Под пологом едучего дыма при моргливой свечке и отужинали мы, и примостившись напротив зева подтопка, враз и уснули, чего не бывало со мной в прежние годы. Раньше я подолгу сиживал и копил тепло в избушке, чтоб после полуночи его хватило на самый сладкий дорассветный сон. А тут как легли, так и не поворочались даже на неудобно-неровных тесинах.
Когда без маеты засыпаешь, то свежо и легко пробуждаешься. И вовсе не от того, что выстыла избушка и задремали угли в подтопке. Просто нам хватило времени на отдых, и бодрость духа подмывала на действия. Но настораживала необычная тишина за стенами: не верещали по осиннику дрозды-рябинники, не набивалась в кумовство охмелевшая от весны сова и не вопили бесшабашно кулики. Да и свет из дырок толя проглядывал слишком белый и ровный.

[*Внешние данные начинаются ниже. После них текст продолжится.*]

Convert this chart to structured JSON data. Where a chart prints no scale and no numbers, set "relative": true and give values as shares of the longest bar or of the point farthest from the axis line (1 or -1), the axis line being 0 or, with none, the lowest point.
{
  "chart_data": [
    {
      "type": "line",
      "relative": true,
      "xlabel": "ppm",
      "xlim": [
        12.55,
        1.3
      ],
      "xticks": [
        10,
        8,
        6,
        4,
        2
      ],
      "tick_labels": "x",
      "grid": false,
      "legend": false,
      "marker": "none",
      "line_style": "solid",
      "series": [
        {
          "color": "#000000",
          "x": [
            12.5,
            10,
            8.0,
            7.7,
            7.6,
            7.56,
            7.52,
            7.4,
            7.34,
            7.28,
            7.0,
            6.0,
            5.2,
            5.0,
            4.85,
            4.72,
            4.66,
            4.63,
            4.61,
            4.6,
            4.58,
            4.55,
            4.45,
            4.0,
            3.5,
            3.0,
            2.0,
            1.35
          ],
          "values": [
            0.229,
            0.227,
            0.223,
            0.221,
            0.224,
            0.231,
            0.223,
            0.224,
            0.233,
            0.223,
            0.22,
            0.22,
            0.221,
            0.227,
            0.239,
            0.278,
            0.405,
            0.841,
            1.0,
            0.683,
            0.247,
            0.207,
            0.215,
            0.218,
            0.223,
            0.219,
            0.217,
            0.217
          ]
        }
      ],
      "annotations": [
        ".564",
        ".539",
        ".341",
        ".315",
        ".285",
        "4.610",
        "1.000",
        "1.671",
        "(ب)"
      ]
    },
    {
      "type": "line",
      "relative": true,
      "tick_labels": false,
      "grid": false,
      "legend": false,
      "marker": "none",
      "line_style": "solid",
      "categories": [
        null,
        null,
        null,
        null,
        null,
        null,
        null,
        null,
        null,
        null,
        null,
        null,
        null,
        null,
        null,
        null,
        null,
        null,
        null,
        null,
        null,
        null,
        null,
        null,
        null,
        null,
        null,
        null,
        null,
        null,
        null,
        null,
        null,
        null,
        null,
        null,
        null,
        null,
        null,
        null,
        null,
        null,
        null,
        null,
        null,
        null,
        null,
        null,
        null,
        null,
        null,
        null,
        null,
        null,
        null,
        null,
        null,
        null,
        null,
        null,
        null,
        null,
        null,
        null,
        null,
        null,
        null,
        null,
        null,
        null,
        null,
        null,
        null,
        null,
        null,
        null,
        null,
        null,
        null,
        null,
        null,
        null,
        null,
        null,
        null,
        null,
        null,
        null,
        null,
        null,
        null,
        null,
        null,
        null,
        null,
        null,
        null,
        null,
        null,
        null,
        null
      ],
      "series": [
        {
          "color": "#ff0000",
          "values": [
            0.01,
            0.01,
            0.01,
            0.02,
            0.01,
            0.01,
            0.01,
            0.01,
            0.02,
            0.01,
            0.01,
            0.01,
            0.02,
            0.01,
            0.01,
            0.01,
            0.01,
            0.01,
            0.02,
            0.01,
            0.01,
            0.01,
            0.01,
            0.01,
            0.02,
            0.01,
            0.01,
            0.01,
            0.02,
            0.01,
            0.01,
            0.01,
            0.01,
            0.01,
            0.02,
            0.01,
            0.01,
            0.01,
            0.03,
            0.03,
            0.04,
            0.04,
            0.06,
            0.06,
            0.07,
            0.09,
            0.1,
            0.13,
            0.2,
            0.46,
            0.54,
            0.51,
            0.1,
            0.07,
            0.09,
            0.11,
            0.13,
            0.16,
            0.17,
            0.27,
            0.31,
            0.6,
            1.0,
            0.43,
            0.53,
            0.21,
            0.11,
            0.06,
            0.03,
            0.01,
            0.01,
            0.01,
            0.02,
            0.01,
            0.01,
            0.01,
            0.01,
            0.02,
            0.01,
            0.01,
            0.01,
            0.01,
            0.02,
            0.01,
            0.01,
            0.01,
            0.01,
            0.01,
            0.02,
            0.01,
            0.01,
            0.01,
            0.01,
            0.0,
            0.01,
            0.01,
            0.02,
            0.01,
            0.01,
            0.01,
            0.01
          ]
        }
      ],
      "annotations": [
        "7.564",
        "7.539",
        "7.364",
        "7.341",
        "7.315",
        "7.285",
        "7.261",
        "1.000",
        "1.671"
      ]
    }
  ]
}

После смородинового чая и печеной картошки мы понежились возле огня, подобрали мусор за собой и распахнули дверь. Глаза больно сузил пухло навалившийся снег, хоть он не зальдел в притворе и не выблескивал по-зимнему на солнце.
Первая мысль – захлопнуть дверь и остаться в тепле, покуда не обогреет. С еды смаривало на сон, да и о какой рыбалке помышлять после такого снеговала. Сыну, небось, с южной «закалкой» и подавно неохота топтаться в резиновых сапогах. Я аж зубами скрипнул на самого себя: именно с подобных уверток и начинается в человеке червоточина лени. Однажды поддайся, а там уж за порог не перешагнуть, там уж воображение нагромоздит прочие неудобства выезда на рыбалку или в лес, и до теоретика-домоседа совсем недалеко…
– Пошли тропить! – бросил я сыну и утопил сапоги в снег выше щиколоток.
Без восторга, молчком, потопал и он за мной.
Майское разновеселье птиц и теплынь, само собой, приятнее, чем нежданно-негаданный снегопад. Однако жалел я, что продрых ночную непогоду. С детства любы мне буранно-вьюжные ночи, а в войну каждая зима не обходилась без кромешных буранов и холодов-лютовеев. По полу избы волков морозь, зато на печи, как «у Христа за пазухой» – радовалась мама. Собьемся мы вчетвером под одной окуткой и только слышим, как ревет-надрывается ветрище в трубе, шумит-кряхтит и скребет корявыми сучьями крышу старый тополь. Да тьма-тьмущая снегу наваливается на избенку, словно кто-то наказал бурану раскатать ее по звенышку-бревнышку.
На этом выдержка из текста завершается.